In light of Father Lucas' observations, I have in the forefront of my mind the movie Dogma, which was a blatant attack on Christian belief systems and brought the management of Village Roadshow Pty Ltd into serious disrepute for their blatant contempt for contemporary social values and religious beliefs. We have had a spate of movies classified by the Office of Film and Literature Classification, including the movie Romance, designed to undermine social values and further attack religious beliefs. It is difficult to understand why the office's classification boards permit the classification of such rubbish. The trend of film classification is clearly that more violent, more offensive movies are being classified by the Office of Film and Literature Classification and are therefore being legally permitted to be exhibited by distributors in Australia—thereby encouraging, indeed materially assisting, the production of such rubbish. In the Catholic Weekly article I have already referred to, Father Lucas goes on to give prudent advice to the cinema artists about their duties, and this is worth citing in the House tonight. To the cinema arts industry, Father Lucas says:

I would now like to address you, cinema artists, to invite you to be even more aware of your responsibility.

The cinema can become the interpreter of this natural propensity and be a place for reflection, for appeal to values, for invitation to dialogue and for communion ... The best way of ensuring the cinema meets these ideals is for us to give our patronage to that which is worthwhile and uplifting, and avoid the rubbish that panders to baser instincts.

I would now like to cite the related issues of violence and sex in our media. These presentations are demeaning of human dignity. They expose us, in our participation as spectators, to the unfolding evil that is burnt into our consciousness. This is especially true for the young, who are particularly vulnerable and impressionable.

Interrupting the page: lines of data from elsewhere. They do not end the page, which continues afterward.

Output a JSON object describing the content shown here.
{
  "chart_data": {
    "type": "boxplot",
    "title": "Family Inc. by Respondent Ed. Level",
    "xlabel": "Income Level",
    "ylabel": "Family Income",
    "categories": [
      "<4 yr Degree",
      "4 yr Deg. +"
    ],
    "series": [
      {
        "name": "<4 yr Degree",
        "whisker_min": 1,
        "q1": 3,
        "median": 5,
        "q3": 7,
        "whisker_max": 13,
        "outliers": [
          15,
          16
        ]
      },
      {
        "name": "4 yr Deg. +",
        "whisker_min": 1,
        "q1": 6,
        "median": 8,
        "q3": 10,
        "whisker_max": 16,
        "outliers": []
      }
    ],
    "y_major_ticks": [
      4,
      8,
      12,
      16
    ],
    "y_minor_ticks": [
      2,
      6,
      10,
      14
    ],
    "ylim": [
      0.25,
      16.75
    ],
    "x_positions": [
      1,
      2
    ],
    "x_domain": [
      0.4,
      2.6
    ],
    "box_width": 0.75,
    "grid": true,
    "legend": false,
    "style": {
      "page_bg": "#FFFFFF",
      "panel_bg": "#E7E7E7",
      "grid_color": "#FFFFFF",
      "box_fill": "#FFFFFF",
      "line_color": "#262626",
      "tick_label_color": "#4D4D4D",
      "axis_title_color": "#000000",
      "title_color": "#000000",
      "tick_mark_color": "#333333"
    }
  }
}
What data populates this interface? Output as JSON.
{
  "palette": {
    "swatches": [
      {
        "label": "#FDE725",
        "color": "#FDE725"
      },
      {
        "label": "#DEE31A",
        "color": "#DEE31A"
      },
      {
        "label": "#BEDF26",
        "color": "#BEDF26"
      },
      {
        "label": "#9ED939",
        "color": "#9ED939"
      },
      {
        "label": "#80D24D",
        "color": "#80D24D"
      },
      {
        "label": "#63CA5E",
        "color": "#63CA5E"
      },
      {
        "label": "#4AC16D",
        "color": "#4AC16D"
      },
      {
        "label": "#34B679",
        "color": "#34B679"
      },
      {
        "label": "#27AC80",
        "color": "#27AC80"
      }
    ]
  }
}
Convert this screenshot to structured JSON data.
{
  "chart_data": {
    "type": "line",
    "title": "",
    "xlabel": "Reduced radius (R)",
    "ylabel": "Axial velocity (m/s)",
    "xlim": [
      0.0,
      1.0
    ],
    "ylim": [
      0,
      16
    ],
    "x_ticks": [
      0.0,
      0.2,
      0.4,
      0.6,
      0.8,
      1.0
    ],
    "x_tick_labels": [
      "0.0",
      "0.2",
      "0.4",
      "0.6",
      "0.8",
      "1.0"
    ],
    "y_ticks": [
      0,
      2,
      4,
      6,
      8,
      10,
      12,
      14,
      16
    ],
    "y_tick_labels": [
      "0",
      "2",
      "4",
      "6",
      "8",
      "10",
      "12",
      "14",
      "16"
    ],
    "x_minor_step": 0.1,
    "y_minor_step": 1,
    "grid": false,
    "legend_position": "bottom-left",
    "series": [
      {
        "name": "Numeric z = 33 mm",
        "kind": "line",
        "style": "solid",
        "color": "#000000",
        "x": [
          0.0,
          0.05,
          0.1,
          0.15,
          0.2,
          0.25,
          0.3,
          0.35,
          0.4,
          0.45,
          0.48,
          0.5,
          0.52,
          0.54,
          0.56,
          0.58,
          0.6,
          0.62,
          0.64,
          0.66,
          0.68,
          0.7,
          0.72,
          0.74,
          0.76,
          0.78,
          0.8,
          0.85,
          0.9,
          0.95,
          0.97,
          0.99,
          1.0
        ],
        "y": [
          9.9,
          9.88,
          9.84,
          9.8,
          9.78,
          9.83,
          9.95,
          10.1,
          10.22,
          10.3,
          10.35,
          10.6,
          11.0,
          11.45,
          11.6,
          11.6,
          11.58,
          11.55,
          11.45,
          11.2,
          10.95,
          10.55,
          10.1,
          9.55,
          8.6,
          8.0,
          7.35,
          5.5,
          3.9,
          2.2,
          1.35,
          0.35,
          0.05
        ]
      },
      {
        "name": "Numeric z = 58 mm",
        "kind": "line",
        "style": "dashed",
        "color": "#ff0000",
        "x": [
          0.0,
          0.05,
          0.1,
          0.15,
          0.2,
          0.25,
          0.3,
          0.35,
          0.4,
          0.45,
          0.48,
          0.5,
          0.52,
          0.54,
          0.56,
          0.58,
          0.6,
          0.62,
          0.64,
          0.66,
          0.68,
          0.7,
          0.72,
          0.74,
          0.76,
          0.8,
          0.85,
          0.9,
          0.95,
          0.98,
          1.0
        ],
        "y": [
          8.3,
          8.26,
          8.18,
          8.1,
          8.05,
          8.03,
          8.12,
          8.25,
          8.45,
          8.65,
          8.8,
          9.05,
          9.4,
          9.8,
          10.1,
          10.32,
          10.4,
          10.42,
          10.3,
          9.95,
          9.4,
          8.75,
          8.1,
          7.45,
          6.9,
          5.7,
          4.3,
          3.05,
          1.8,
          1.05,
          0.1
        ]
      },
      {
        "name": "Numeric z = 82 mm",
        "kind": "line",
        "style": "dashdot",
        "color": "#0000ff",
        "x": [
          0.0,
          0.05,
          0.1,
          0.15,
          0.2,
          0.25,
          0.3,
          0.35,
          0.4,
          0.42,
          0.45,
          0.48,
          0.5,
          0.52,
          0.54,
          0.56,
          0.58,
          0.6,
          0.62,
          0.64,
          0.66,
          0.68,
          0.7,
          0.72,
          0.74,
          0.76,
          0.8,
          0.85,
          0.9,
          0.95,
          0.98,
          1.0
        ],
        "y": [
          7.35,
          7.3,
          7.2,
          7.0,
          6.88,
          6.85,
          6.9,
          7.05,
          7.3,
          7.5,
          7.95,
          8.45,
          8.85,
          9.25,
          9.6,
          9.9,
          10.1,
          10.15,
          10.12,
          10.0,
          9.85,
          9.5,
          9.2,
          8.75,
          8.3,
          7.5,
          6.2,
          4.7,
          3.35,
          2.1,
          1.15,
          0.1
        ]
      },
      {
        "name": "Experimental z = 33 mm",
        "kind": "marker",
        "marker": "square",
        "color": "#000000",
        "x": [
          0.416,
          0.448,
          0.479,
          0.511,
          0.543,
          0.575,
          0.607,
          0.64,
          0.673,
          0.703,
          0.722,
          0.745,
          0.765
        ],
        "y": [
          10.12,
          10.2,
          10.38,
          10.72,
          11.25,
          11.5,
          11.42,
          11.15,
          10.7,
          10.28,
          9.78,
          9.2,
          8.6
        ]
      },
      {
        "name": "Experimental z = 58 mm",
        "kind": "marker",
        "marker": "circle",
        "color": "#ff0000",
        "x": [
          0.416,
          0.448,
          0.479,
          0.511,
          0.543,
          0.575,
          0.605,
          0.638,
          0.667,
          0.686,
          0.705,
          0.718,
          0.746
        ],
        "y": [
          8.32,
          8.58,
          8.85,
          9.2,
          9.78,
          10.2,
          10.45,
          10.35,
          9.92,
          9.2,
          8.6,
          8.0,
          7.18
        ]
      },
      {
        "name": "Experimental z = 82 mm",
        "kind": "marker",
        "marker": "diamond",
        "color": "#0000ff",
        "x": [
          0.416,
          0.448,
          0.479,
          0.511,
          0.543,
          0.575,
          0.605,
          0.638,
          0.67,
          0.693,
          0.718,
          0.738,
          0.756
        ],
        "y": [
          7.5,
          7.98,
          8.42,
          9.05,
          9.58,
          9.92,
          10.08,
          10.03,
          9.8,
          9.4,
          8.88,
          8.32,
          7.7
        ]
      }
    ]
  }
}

I am also very grateful to have been provided with a copy of a very relevant book from the local pastor of the Ashfield Presbyterian Church, the Reverend Peter Hastie. The book is On Killing, written by Lieutenant Colonel Dave Grossman. This authoritative text deals with the psychological cost of learning to kill in war and society. The Reverend Peter Hastie also provided me with a copy of an article published in the Australian Presbyterian, titled `Trained to Kill', also written by Lieutenant Colonel Grossman, which explains how the media conditions children to pull the trigger. Lieutenant Colonel Grossman identifies, in his chapter titled `Killing in America', the incidence of desensitisation of children at the movies and `operant conditioning at the video arcade'. He further highlights the importance of social learning through the media. Lieutenant Colonel Grossman then goes on to identify ways in which we, as a society, must resensitise society through these same media.

Church leaders and military and psychology experts agree that there is a causal link between what we see in the media and how persons behave. Many crimes can be linked to violence portrayed in the movies. Therefore, the parliament has a moral responsibility, together with parents and other moral and legal guardians, to protect the societal and religious values of those who are too young or too frail to protect themselves from such influence. The young, with a higher propensity to go to movies, are the ones whose minds are so adversely affected by violence and sexual content. Such content weakens their moral tendency towards their natural state of human dignity and moves their intellect towards a degraded mode of human existence. Our duty is to protect the young and others from the unscrupulous movie producers and distributors who seek to make ill-gotten gains by poisoning the minds of people and mocking the churches and other groups to obtain cheap publicity. I commend church leaders like Father Lucas and the Reverend Peter Hastie in their efforts to defend public morality. We, as members of parliament, also have a duty to defend those who are most vulnerable from the villains who seek to diminish, degrade, obstruct or otherwise contaminate those cherished spiritual and societal values.